Zdobywca Oscara miał 95 lat. Na tym etapie śledztwa śledczy wykluczyli, że do zgonów pary przyczynił się ktoś trzeci.
Najlepsze role Hackmana to często role skonfliktowanych autorytetów lub zaskakująco sprytnych białych kołnierzyków, takich jak kultowy zły złoczyńca Lex Luthor w serii filmów „Superman” w latach 70. i 80.
– Wiele z nich zawierało nutę zagrożenia – pisze o zmarłym aktorze stacja CNN.
Był ikoną ekranu.
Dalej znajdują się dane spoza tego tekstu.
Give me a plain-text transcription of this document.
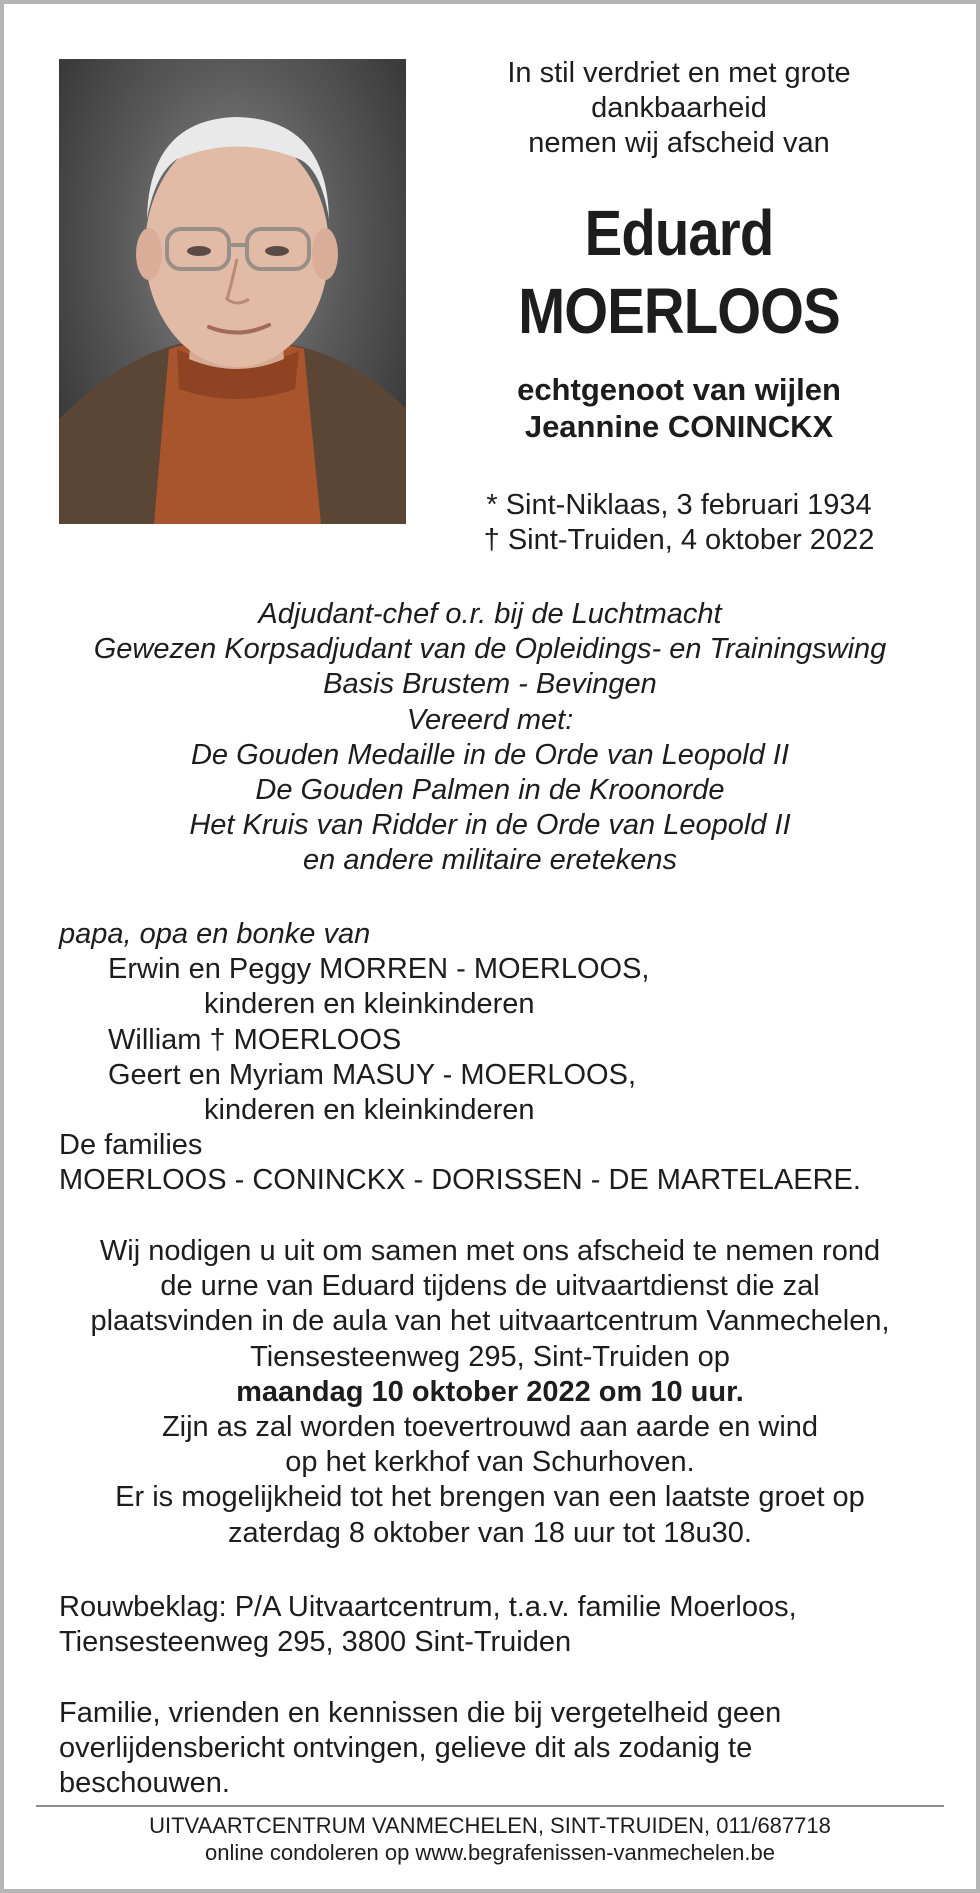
In stil verdriet en met grote
dankbaarheid
nemen wij afscheid van
Eduard
MOERLOOS
echtgenoot van wijlen
Jeannine CONINCKX
* Sint-Niklaas, 3 februari 1934
† Sint-Truiden, 4 oktober 2022
Adjudant-chef o.r. bij de Luchtmacht
Gewezen Korpsadjudant van de Opleidings- en Trainingswing
Basis Brustem - Bevingen
Vereerd met:
De Gouden Medaille in de Orde van Leopold II
De Gouden Palmen in de Kroonorde
Het Kruis van Ridder in de Orde van Leopold II
en andere militaire eretekens
papa, opa en bonke van
Erwin en Peggy MORREN - MOERLOOS,
kinderen en kleinkinderen
William † MOERLOOS
Geert en Myriam MASUY - MOERLOOS,
kinderen en kleinkinderen
De families
MOERLOOS - CONINCKX - DORISSEN - DE MARTELAERE.
Wij nodigen u uit om samen met ons afscheid te nemen rond
de urne van Eduard tijdens de uitvaartdienst die zal
plaatsvinden in de aula van het uitvaartcentrum Vanmechelen,
Tiensesteenweg 295, Sint-Truiden op
maandag 10 oktober 2022 om 10 uur.
Zijn as zal worden toevertrouwd aan aarde en wind
op het kerkhof van Schurhoven.
Er is mogelijkheid tot het brengen van een laatste groet op
zaterdag 8 oktober van 18 uur tot 18u30.
Rouwbeklag: P/A Uitvaartcentrum, t.a.v. familie Moerloos,
Tiensesteenweg 295, 3800 Sint-Truiden
Familie, vrienden en kennissen die bij vergetelheid geen
overlijdensbericht ontvingen, gelieve dit als zodanig te
beschouwen.
UITVAARTCENTRUM VANMECHELEN, SINT-TRUIDEN, 011/687718
online condoleren op www.begrafenissen-vanmechelen.be
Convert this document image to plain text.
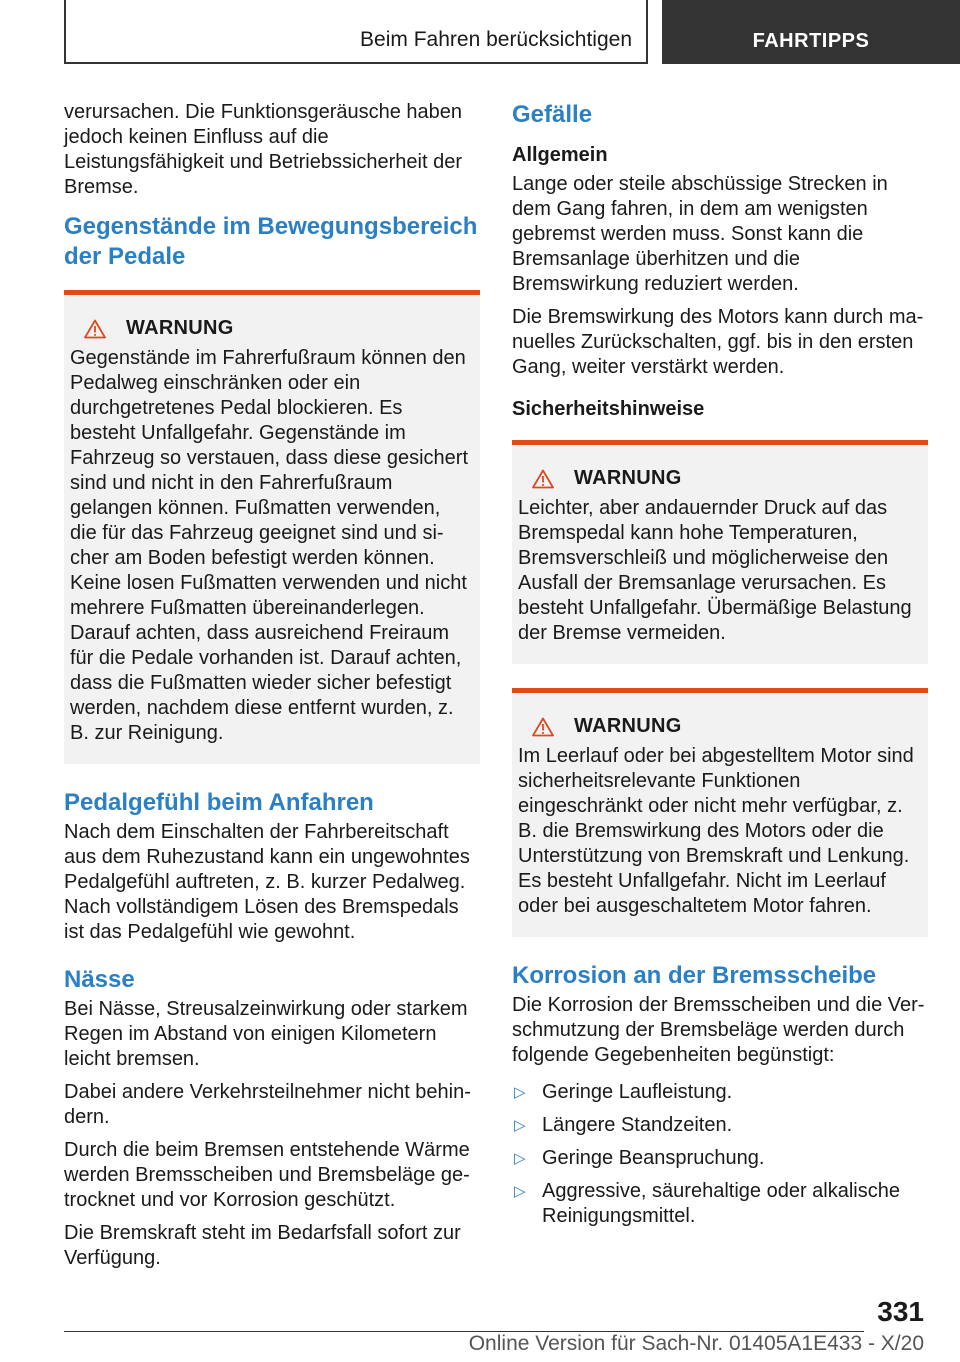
Beim Fahren berücksichtigen	FAHRTIPPS

verursachen. Die Funktionsgeräusche haben jedoch keinen Einfluss auf die Leistungsfähigkeit und Betriebssicherheit der Bremse.

Gegenstände im Bewegungsbereich der Pedale
WARNUNG

Gegenstände im Fahrerfußraum können den Pedalweg einschränken oder ein durchgetretenes Pedal blockieren. Es besteht Unfallgefahr. Gegenstände im Fahrzeug so verstauen, dass diese gesichert sind und nicht in den Fahrerfußraum gelangen können. Fußmatten verwenden, die für das Fahrzeug geeignet sind und sicher am Boden befestigt werden können. Keine losen Fußmatten verwenden und nicht mehrere Fußmatten übereinanderlegen. Darauf achten, dass ausreichend Freiraum für die Pedale vorhanden ist. Darauf achten, dass die Fußmatten wieder sicher befestigt werden, nachdem diese entfernt wurden, z. B. zur Reinigung.

Pedalgefühl beim Anfahren

Nach dem Einschalten der Fahrbereitschaft aus dem Ruhezustand kann ein ungewohntes Pedalgefühl auftreten, z. B. kurzer Pedalweg. Nach vollständigem Lösen des Bremspedals ist das Pedalgefühl wie gewohnt.

Nässe

Bei Nässe, Streusalzeinwirkung oder starkem Regen im Abstand von einigen Kilometern leicht bremsen.

Dabei andere Verkehrsteilnehmer nicht behindern.

Durch die beim Bremsen entstehende Wärme werden Bremsscheiben und Bremsbeläge getrocknet und vor Korrosion geschützt.

Die Bremskraft steht im Bedarfsfall sofort zur Verfügung.

Gefälle
Allgemein

Lange oder steile abschüssige Strecken in dem Gang fahren, in dem am wenigsten gebremst werden muss. Sonst kann die Bremsanlage überhitzen und die Bremswirkung reduziert werden.

Die Bremswirkung des Motors kann durch manuelles Zurückschalten, ggf. bis in den ersten Gang, weiter verstärkt werden.

Sicherheitshinweise
WARNUNG

Leichter, aber andauernder Druck auf das Bremspedal kann hohe Temperaturen, Bremsverschleiß und möglicherweise den Ausfall der Bremsanlage verursachen. Es besteht Unfallgefahr. Übermäßige Belastung der Bremse vermeiden.

WARNUNG

Im Leerlauf oder bei abgestelltem Motor sind sicherheitsrelevante Funktionen eingeschränkt oder nicht mehr verfügbar, z. B. die Bremswirkung des Motors oder die Unterstützung von Bremskraft und Lenkung. Es besteht Unfallgefahr. Nicht im Leerlauf oder bei ausgeschaltetem Motor fahren.

Korrosion an der Bremsscheibe

Die Korrosion der Bremsscheiben und die Verschmutzung der Bremsbeläge werden durch folgende Gegebenheiten begünstigt:

▷ Geringe Laufleistung.
▷ Längere Standzeiten.
▷ Geringe Beanspruchung.
▷ Aggressive, säurehaltige oder alkalische Reinigungsmittel.
331
Online Version für Sach-Nr. 01405A1E433 - X/20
Od wielu lat nieobecny jednak w świecie kina. Wycofał się, bo – tłumaczył – filmowe życie w Nowym Jorku generowało dużo stresu. Od 20 lat nie wystąpił w żadnym filmie. Był podziwiany i uwielbiany za udział między innymi w takich produkcjach, jak „Francuski łącznik”, „Genialny klan” czy „Bez przebaczenia”. Zdobył dwa Oscary.
Amerykańskie media donoszą, że stan zdrowia aktora nie był najlepszy. Ostatni raz publicznie Gene Hakcman widziany był w marcu ubiegłego roku – był wtedy na śniadaniu z żoną.